Трудно и медленно говорил Парменыч, но все же говорил. А тут вдруг замолчал. Он еще пытался что-то сказать, даже губы шевелились. Но слов не было. Забыл их Парменыч. Напрочь забыл. Он уже не видел ни меня, ни леса, ни Трезора и только сосредоточенно ковырял на пальце старую царапину. Показалась кровь. Несколько капель сорвалось на сапог, но Парменыч боли не чувствовал. Тогда Трезор потянулся к руке хозяина и лизнул рану. Кровь остановилась. А Парменыч опять хотел ковырнуть царапину. И вдруг Трезор прикрыл больное место головой. Рука Парменыча наткнулась на собачий нос… застыла, чуть подрагивая, в воздухе… и мягко опустилась на Трезоркин лоб.

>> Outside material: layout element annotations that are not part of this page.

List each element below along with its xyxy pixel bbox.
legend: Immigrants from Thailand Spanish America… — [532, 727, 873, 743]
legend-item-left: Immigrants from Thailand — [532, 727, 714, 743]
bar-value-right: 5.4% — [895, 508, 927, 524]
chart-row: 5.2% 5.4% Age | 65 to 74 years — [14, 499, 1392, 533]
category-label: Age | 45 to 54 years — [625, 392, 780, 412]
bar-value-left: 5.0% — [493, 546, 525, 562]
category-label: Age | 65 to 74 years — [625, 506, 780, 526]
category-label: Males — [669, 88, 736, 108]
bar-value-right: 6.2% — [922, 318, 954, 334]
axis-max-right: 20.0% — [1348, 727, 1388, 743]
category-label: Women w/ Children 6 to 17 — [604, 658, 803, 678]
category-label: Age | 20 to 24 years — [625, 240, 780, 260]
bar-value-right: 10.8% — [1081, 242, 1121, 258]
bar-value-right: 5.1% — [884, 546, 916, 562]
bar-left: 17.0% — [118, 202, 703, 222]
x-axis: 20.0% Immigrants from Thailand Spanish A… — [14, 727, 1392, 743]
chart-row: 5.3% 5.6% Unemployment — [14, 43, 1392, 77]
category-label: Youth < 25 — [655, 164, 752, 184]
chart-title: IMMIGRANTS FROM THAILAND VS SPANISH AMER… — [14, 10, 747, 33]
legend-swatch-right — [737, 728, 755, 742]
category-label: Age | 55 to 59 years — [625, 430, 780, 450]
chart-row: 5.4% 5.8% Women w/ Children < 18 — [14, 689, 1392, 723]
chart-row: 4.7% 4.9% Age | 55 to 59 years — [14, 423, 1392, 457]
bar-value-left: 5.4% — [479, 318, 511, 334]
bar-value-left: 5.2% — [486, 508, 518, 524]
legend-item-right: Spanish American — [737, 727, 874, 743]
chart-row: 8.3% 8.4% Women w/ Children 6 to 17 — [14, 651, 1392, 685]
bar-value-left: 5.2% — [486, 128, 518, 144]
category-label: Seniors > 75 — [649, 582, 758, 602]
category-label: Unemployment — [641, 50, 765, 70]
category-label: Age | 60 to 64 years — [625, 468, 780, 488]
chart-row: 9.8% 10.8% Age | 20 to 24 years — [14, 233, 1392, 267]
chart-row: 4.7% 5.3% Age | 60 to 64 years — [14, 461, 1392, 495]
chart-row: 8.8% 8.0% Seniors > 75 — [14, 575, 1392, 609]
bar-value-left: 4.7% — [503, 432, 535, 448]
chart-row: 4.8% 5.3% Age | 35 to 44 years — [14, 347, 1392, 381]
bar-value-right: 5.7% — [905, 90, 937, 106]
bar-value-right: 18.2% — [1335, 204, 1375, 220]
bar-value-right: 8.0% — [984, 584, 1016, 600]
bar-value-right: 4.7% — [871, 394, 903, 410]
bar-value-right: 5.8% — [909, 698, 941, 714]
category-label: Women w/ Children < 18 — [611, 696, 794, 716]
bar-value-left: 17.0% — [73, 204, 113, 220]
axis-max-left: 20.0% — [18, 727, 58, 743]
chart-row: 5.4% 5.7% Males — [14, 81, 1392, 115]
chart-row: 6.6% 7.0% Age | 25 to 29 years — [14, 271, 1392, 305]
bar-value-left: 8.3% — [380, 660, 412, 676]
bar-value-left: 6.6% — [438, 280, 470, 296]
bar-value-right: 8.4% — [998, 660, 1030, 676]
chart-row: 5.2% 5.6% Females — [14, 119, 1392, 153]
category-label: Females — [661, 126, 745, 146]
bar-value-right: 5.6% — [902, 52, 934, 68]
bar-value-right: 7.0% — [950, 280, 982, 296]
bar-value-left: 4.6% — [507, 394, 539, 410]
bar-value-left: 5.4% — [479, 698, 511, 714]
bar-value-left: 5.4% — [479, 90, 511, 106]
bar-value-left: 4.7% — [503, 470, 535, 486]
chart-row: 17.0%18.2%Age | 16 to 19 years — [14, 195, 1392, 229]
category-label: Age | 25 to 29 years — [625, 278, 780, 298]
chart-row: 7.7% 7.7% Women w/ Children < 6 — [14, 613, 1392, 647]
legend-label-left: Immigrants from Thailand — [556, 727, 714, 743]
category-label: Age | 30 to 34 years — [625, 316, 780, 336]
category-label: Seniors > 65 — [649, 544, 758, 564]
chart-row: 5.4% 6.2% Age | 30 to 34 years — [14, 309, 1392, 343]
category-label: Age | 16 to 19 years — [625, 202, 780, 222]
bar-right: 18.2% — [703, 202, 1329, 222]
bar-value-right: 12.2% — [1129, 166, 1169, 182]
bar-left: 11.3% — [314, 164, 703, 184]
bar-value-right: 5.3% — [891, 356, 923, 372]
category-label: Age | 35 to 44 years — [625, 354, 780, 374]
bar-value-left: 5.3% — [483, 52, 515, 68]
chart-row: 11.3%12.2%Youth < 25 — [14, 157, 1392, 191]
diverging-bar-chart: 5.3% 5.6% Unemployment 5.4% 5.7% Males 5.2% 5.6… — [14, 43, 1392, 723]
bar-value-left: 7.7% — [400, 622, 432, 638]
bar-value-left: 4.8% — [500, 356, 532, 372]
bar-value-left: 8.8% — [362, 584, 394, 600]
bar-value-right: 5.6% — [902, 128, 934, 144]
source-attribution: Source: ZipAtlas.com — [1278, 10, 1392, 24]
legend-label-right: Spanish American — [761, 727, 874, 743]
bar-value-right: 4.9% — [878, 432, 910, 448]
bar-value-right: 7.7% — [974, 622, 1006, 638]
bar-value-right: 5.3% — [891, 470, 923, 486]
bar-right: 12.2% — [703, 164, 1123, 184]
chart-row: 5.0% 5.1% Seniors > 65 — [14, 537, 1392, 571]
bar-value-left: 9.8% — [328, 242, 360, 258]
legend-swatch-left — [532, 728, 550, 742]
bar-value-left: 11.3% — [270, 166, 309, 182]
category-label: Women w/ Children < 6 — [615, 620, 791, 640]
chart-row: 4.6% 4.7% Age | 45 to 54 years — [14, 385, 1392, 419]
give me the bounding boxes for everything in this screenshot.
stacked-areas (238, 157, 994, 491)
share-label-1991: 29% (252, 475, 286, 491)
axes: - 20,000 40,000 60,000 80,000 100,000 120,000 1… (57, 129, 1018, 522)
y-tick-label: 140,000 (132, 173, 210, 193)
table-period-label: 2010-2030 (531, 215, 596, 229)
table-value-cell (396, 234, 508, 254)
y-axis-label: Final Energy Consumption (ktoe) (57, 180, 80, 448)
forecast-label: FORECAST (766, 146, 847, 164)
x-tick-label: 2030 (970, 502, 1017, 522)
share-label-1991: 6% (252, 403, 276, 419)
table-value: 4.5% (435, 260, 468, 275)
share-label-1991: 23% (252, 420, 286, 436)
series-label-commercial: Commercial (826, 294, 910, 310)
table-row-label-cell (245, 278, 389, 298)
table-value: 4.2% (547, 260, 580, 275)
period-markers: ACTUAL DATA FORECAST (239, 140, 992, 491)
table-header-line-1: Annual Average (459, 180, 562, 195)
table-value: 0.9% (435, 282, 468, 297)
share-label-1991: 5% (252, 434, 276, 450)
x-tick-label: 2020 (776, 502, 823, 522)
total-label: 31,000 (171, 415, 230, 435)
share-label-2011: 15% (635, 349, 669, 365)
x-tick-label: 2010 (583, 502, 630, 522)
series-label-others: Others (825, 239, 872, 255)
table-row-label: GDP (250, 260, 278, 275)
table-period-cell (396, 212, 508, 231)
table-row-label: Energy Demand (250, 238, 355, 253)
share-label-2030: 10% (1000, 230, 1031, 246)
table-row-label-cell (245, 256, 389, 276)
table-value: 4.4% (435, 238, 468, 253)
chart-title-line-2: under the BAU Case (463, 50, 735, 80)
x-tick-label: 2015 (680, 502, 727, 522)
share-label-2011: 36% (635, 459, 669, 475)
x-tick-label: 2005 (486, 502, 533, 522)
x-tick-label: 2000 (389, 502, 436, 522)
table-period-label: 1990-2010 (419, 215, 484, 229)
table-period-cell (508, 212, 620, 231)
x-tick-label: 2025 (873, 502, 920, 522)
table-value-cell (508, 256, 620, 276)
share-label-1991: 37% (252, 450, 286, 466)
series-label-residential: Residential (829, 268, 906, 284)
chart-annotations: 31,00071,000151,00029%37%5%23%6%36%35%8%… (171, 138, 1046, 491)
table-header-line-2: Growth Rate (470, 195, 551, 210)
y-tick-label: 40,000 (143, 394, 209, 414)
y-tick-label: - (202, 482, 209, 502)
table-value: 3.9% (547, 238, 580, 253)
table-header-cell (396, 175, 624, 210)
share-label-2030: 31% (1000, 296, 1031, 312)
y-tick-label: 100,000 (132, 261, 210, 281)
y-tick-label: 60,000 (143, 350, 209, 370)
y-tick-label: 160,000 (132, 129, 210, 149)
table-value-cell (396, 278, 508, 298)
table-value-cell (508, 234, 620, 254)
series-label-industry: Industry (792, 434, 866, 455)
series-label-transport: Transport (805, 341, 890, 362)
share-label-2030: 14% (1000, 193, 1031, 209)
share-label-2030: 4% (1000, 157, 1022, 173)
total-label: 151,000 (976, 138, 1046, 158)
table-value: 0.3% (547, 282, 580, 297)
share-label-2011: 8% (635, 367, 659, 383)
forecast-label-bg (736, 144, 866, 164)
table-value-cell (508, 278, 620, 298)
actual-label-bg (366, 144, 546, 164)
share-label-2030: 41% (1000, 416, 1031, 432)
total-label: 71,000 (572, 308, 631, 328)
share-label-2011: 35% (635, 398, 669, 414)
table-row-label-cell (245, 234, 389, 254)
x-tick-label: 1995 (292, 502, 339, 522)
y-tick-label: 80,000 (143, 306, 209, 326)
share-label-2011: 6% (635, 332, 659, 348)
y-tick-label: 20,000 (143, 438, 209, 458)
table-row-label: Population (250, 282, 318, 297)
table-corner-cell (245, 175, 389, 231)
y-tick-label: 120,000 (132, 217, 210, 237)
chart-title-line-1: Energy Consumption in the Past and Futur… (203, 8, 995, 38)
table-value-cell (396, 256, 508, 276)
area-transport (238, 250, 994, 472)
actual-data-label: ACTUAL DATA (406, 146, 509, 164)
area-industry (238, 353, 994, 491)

— Одним словом, повез Трезора к доктору… Рак оказался. Да-а… Усыпить предлагал. Укол, дескать, и крышка. Рассердился я тогда, крепко рассердился и на доктора, и на всю ихнюю медицину. Сам лечить начал. И мед, и молоко, и кровь телячью, и травы разные — все испробовал… К бабкам водил. Есть у нас такие — вроде как заговаривают. Не верят бабкам-то, а от болящих отбоя нет. Не помогли нам бабки… А пес-то, он ведь все понимает. Винится передо мной. Лишний раз тявкнуть боится. Раньше хоть скулил по ночам. Горит ведь у него внутри-то! Не выдержал я как-то, цыкнул. Так он с тех пор почти не спит: меня боится потревожить. Забудется чуток, засопит эдак ровно, спокойно, потом притихнет: боль, видно, подкрадывается. Тут и человек застонет! А Трезорка только всхлипнет. Кротко так, по-детски. Всю душу выворачивает!

— Пармепыч, — предложил я, — может, того… Может, я… его. А?… Не трави ты себя.

Парменыч помолчал. Застегнул ворот чистой белой рубахи. Поправил на Трезорке новый кожаный ошейник. Встал. Взвел курки… Долго стряхивал с рукава какого-то паучка… Сделал шаг… Второй.